Of course this sounds very daunting — and expensive to clean up. The common line presented by the Government confronted by this problem is that such any real clean up would be an onerous imposition on the public purse, may involve new taxes and there are hospitals, schools, law & order, race tracks, football teams to spend the money on. This old scare tactic of distracting the public with inflated costs for remediation is often an efficient way for the spin doctors to deflect public outrage regarding environmental degradation — but is it true?

What other governments have done

Whilst the clean-up of contaminated river sediments is a vexing problem, an entire remediation industry has evolved to tackle the problem. The massive US Corps of Army Engineers has a specialist centre, with innovative technologies, which both advises and provides world-wide contract services for the clean-up of contaminated sediments. The Corps is presently engaged by the US Environmental Protection Agency (USEPA) on a number of national projects including the clean-up of the heavily contaminated sediments of the vast Great Lakes (Great Lakes Legacy Act).

The US Great Lakes cover a massive surface area with Lake Superior alone covering 53,350 km2 and holding about 95% of the US’s entire water capacity. Parts of the lakes are heavily contaminated (affecting both water and sediment quality) following decades of industrial and mining pollution in both the USA and Canada. In 2002, the US EPA estimated that the there was about 76.5 million cubic yards of highly contaminated sediment in the lakes to clean up, at an estimated cost of US$1.6-$4.4 billion. Much of this remediation work has now been undertaken. It is interesting to note that despite the fact that Lake Superior covers 269 times the area of the Derwent Estuary, the estimated volume of contaminated heavy metal sediments targeted for remediation (in all the North American Great Lakes) is similar in volume to the probable total contaminated sediments in the Derwent Estuary!

Who pays?

In 1980 the US Senate passed legislation to enact the Environmental Protection Agency (EPA) Superfund. The US EPA Superfund provides a cash reservoir by which dire environmental problems in the US are addressed in the long term. A list of national priority sites is assessed and updated annually by the EPA and remediation activities are based on the targeting of this list using Superfund monies. The Superfund budget is now $1.6 US billion per year — but it may surprise many readers to know that the cash doesn’t all come from the public purse.
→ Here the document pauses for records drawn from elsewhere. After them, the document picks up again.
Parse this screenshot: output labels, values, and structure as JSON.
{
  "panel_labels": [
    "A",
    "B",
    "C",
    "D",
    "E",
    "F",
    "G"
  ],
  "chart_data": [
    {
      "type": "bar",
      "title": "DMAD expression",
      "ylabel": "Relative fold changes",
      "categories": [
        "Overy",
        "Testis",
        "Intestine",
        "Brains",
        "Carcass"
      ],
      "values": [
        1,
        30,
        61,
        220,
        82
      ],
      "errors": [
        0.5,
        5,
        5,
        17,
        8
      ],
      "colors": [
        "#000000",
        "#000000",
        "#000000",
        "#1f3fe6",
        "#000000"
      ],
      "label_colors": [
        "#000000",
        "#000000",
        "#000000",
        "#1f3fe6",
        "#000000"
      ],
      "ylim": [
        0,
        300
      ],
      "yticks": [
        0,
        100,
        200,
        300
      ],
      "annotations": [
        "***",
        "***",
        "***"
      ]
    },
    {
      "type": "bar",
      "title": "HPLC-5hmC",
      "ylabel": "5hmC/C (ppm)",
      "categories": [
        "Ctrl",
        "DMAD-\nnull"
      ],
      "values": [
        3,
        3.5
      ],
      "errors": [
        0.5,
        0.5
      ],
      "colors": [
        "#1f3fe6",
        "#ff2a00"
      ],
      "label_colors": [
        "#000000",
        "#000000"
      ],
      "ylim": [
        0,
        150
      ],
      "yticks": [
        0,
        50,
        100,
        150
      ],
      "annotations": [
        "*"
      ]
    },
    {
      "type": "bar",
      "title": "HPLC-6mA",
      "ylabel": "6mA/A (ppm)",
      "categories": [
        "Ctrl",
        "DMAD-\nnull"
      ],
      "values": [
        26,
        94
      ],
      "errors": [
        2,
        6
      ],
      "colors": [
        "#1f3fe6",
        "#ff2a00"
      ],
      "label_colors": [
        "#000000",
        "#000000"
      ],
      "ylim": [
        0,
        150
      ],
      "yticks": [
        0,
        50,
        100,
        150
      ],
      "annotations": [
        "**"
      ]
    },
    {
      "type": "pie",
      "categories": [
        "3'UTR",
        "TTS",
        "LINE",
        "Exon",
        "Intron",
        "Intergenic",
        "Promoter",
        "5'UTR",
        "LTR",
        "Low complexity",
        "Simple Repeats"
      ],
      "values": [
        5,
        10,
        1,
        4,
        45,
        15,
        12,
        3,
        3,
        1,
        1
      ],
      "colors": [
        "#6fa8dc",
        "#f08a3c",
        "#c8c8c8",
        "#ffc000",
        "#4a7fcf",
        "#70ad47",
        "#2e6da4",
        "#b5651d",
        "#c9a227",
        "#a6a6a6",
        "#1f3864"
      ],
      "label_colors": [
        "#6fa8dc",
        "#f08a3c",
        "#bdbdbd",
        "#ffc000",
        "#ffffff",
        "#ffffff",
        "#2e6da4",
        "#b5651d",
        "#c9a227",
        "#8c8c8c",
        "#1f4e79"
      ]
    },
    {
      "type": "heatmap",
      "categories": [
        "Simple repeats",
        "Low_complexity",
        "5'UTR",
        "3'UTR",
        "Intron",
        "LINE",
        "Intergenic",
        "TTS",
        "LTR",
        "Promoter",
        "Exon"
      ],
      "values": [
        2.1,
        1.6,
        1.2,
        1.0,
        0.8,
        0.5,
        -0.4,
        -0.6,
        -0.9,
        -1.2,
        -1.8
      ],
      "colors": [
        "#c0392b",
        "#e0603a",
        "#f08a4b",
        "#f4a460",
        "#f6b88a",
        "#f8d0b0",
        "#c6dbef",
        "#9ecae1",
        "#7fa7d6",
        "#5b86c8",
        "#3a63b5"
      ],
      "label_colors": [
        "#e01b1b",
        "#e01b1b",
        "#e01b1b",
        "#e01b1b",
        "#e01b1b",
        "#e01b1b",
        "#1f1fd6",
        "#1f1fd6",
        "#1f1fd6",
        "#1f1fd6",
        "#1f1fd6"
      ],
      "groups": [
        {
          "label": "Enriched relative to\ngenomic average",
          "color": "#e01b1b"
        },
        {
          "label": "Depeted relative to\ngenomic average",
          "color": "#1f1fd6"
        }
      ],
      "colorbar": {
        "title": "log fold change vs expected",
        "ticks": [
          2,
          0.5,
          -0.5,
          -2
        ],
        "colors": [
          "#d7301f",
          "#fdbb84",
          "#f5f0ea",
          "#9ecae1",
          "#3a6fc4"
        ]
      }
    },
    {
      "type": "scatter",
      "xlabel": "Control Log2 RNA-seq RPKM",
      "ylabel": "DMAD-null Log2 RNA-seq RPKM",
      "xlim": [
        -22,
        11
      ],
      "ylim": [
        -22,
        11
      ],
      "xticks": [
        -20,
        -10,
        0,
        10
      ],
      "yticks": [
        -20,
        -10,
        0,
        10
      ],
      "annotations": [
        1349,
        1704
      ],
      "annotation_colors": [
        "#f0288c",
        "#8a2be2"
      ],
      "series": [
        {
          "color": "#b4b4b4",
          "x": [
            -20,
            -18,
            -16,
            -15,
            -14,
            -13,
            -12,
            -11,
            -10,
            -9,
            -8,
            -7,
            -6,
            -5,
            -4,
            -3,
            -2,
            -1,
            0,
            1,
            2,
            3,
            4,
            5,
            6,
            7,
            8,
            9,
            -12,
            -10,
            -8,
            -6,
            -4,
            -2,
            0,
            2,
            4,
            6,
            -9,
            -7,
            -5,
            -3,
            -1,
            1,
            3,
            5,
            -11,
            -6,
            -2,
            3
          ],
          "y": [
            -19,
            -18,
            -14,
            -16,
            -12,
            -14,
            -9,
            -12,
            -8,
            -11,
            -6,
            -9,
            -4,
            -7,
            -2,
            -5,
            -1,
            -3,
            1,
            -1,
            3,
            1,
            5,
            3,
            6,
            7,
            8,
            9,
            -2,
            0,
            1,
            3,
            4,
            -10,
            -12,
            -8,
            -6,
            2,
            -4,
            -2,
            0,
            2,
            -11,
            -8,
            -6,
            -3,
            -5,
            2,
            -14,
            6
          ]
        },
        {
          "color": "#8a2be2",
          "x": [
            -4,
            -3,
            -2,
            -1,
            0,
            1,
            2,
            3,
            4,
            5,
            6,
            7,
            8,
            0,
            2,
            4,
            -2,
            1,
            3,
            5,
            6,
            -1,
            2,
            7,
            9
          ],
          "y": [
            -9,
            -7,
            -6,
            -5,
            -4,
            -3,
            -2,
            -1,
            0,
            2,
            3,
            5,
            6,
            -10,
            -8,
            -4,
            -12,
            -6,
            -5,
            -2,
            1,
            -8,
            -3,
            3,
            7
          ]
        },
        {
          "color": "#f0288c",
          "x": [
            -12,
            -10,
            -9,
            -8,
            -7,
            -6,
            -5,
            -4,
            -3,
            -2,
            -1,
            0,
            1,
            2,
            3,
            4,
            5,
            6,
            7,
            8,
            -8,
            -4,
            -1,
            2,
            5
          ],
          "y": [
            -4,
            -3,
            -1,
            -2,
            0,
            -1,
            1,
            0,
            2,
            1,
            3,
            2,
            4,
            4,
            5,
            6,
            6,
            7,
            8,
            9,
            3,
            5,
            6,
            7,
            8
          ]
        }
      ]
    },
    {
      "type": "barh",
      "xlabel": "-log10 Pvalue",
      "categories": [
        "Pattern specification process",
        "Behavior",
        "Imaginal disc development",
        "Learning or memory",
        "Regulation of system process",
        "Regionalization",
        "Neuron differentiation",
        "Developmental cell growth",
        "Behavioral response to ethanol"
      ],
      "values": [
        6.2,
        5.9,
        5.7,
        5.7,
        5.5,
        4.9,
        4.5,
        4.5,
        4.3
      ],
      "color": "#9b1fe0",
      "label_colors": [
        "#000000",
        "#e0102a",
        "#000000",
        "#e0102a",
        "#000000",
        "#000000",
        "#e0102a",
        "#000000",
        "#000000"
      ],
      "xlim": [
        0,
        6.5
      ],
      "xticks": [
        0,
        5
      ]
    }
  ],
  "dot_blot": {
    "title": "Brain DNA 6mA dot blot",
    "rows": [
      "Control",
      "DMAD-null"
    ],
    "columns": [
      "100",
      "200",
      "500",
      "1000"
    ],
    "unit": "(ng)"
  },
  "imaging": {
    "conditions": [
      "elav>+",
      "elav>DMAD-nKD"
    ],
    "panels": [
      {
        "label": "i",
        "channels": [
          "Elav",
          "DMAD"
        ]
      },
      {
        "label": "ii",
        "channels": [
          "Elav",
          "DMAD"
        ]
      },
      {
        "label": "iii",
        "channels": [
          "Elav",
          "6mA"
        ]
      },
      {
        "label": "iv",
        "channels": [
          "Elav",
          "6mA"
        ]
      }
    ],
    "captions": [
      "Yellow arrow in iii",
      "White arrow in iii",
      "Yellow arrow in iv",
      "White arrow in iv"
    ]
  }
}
Indeed the US EPA Superfund policy is that where environmental damage can be traced to a known polluter (chemical company, mine etc), then the cleanup bill is made payable to that polluter — and is legally enforced! It can be done.
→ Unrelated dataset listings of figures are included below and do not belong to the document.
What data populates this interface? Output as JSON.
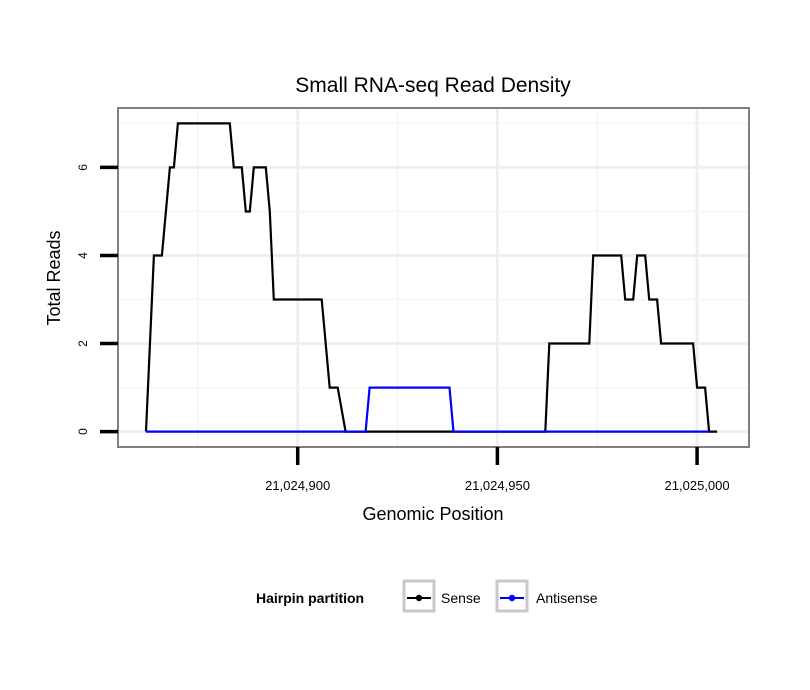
{
  "chart_data": {
    "type": "line",
    "title": "Small RNA-seq Read Density",
    "xlabel": "Genomic Position",
    "ylabel": "Total Reads",
    "xlim": [
      21024855,
      21025013
    ],
    "ylim": [
      -0.35,
      7.35
    ],
    "x_ticks": [
      {
        "value": 21024900,
        "label": "21,024,900"
      },
      {
        "value": 21024950,
        "label": "21,024,950"
      },
      {
        "value": 21025000,
        "label": "21,025,000"
      }
    ],
    "y_ticks": [
      {
        "value": 0,
        "label": "0"
      },
      {
        "value": 2,
        "label": "2"
      },
      {
        "value": 4,
        "label": "4"
      },
      {
        "value": 6,
        "label": "6"
      }
    ],
    "grid": true,
    "legend": {
      "title": "Hairpin partition",
      "position": "bottom",
      "entries": [
        "Sense",
        "Antisense"
      ]
    },
    "series": [
      {
        "name": "Sense",
        "color": "#000000",
        "points": [
          [
            21024862,
            0
          ],
          [
            21024864,
            4
          ],
          [
            21024866,
            4
          ],
          [
            21024868,
            6
          ],
          [
            21024869,
            6
          ],
          [
            21024870,
            7
          ],
          [
            21024883,
            7
          ],
          [
            21024884,
            6
          ],
          [
            21024886,
            6
          ],
          [
            21024887,
            5
          ],
          [
            21024888,
            5
          ],
          [
            21024889,
            6
          ],
          [
            21024892,
            6
          ],
          [
            21024893,
            5
          ],
          [
            21024894,
            3
          ],
          [
            21024906,
            3
          ],
          [
            21024908,
            1
          ],
          [
            21024910,
            1
          ],
          [
            21024912,
            0
          ],
          [
            21024962,
            0
          ],
          [
            21024963,
            2
          ],
          [
            21024973,
            2
          ],
          [
            21024974,
            4
          ],
          [
            21024981,
            4
          ],
          [
            21024982,
            3
          ],
          [
            21024984,
            3
          ],
          [
            21024985,
            4
          ],
          [
            21024987,
            4
          ],
          [
            21024988,
            3
          ],
          [
            21024990,
            3
          ],
          [
            21024991,
            2
          ],
          [
            21024999,
            2
          ],
          [
            21025000,
            1
          ],
          [
            21025002,
            1
          ],
          [
            21025003,
            0
          ],
          [
            21025005,
            0
          ]
        ]
      },
      {
        "name": "Antisense",
        "color": "#0000ff",
        "points": [
          [
            21024862,
            0
          ],
          [
            21024917,
            0
          ],
          [
            21024918,
            1
          ],
          [
            21024938,
            1
          ],
          [
            21024939,
            0
          ],
          [
            21025003,
            0
          ]
        ]
      }
    ]
  }
}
Another urban myth goes down the river

In summary, when we look with a critical eye outside the small fiefdom of Tasmania, we see that the rest of the world has stopped using the dinosaur arguments against environmental responsibility that we commonly hear from our governments. Not only have they stopped using the arguments but they are actively cleaning-up the mess produced by years of abrogated government responsibility and cosy industrial friendships. Mechanisms exists for both the technical clean-up of the Derwent and for the payment of this service. Based on the US example, the amount of money that the State Government is more than happy to hand-over to British company National Grid International to rent the Basslink cable (over $92 million p.a. for the next 25 years) would be more than enough to substantially fix the Derwent problem — and what’s more — importantly it doesn’t necessarily have to all come from the public purse (as demonstrated by the US EPA Superfund). This is not an issue of blaming an individual, developers, company or single government. As a social issue with profound impact on all citizens, the legislative and policy reforms required for Superfund-style remediation processes in Australia, need to be driven by leadership at the highest levels — and should be demanded by all.